Analysing and Rethinking Standards
Above: Diagram from ATD Fourth World and Oxford University Dimensions of Poverty research.
By Bruno Dabout, Director General, ATD Fourth World International
Beyond “listening”
Within ATD Fourth World, people with an experience of poverty often speak out. Sometimes we manage to convince local or international institutions working on poverty issues to listen to what they have to say. Even though they listen, the profound changes necessary to eradicate poverty do not take place.
As a movement, we are proud and happy to have introduced two key elements into the 2030 Sustainable Development Goals adopted by the United Nations’ General Assembly. These transformative goals are “leave no one behind” and, above all, “reach the furthest behind first”.
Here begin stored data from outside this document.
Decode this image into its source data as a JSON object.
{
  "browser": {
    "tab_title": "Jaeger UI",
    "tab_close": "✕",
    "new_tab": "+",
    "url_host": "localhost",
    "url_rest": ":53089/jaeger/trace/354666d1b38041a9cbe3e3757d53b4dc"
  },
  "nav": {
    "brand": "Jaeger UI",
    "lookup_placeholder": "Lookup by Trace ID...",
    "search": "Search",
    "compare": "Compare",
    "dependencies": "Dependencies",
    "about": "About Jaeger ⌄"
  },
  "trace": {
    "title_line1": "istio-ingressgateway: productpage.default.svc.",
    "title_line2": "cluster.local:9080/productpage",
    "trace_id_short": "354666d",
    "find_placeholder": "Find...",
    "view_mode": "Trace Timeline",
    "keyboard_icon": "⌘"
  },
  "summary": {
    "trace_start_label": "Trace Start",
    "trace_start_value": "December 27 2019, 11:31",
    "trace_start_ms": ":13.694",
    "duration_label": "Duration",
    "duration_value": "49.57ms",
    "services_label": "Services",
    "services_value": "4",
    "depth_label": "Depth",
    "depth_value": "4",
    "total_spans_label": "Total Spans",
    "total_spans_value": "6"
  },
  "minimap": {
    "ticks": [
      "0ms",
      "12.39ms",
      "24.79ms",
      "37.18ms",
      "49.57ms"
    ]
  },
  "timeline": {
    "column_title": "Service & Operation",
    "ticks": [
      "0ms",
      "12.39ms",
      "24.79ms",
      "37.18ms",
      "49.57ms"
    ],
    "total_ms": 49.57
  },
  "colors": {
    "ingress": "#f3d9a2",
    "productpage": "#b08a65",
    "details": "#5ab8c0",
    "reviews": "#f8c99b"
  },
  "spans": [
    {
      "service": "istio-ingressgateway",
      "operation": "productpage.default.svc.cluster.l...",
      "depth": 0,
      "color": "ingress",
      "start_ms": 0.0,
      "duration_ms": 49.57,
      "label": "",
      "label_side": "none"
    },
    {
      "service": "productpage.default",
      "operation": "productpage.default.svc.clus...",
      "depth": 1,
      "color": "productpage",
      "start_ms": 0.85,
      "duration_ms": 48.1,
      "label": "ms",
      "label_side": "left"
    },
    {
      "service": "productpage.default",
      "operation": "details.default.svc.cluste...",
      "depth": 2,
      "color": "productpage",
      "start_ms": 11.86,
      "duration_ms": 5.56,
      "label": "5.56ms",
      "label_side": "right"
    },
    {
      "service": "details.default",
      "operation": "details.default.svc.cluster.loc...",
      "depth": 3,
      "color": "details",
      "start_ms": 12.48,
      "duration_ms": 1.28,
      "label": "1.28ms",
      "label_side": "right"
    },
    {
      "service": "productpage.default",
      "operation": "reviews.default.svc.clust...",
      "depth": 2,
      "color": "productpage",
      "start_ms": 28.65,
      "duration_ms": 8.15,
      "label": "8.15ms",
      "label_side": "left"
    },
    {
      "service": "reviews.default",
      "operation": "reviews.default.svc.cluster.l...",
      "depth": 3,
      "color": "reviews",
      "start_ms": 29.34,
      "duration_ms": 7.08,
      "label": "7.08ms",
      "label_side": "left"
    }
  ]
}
A radical approach: Reject “creaming”
But how do we reach these goals? We find that policy makers and programs often resort to approaching people as problems (homeless, school drop out, drug addict) and then setting quantitative targets related to these categories. However, people don’t fit neatly in categories. Unfortunately, this perspective prevents programs from addressing the whole person. In addition, some people do not even show up in figures. Proving you fit into a category requires documentation and paperwork that many can not provide. You can’t “increase graduation rates” if you don’t know how many students have dropped out of school. Only looking at certain categories or numbers means that programs reach only the more capable people in poverty. These labeling and quantitative approaches, sometimes called “creaming”, will never achieve Sustainable Development Goal 1 “Eradicate poverty in all its forms”.
To truly overcome poverty we must reject “creaming”. Instead policies must focus on people who often remain invisible. And programs must stop working only with people sure to succeed, making the program look “effective.”
This approach is a radical departure from the usual way of thinking about policies and programs. It calls into question the standards we use to judge the success of policies and programs. It also requires us to reconsider these goals in collaboration with people who struggle against poverty every day.
Broader definition of poverty needed
Recently, ATD and the University of Oxford conducted a participatory research project on The Hidden Dimensions of Poverty. People with experience of poverty described a range of characteristics of poverty. During the research they talked of suffering and struggle, of course, but also resistance, institutional abuse, and disempowerment.
Frequently policies define poverty in monetary terms and this definition is widely accepted. However, in the ATD/Oxford research, people with experience of poverty and academics both challenged this definition and offered a broader one. We believe that projects should adopt this much broader definition of what poverty actually is.
This more complete understanding of poverty should be used in specific projects and more widely in all approaches to poverty. Refusing to target only the more capable among people in poverty is both radical and ambitious. But without such a profound shift in thinking, we will never address the structural causes of poverty.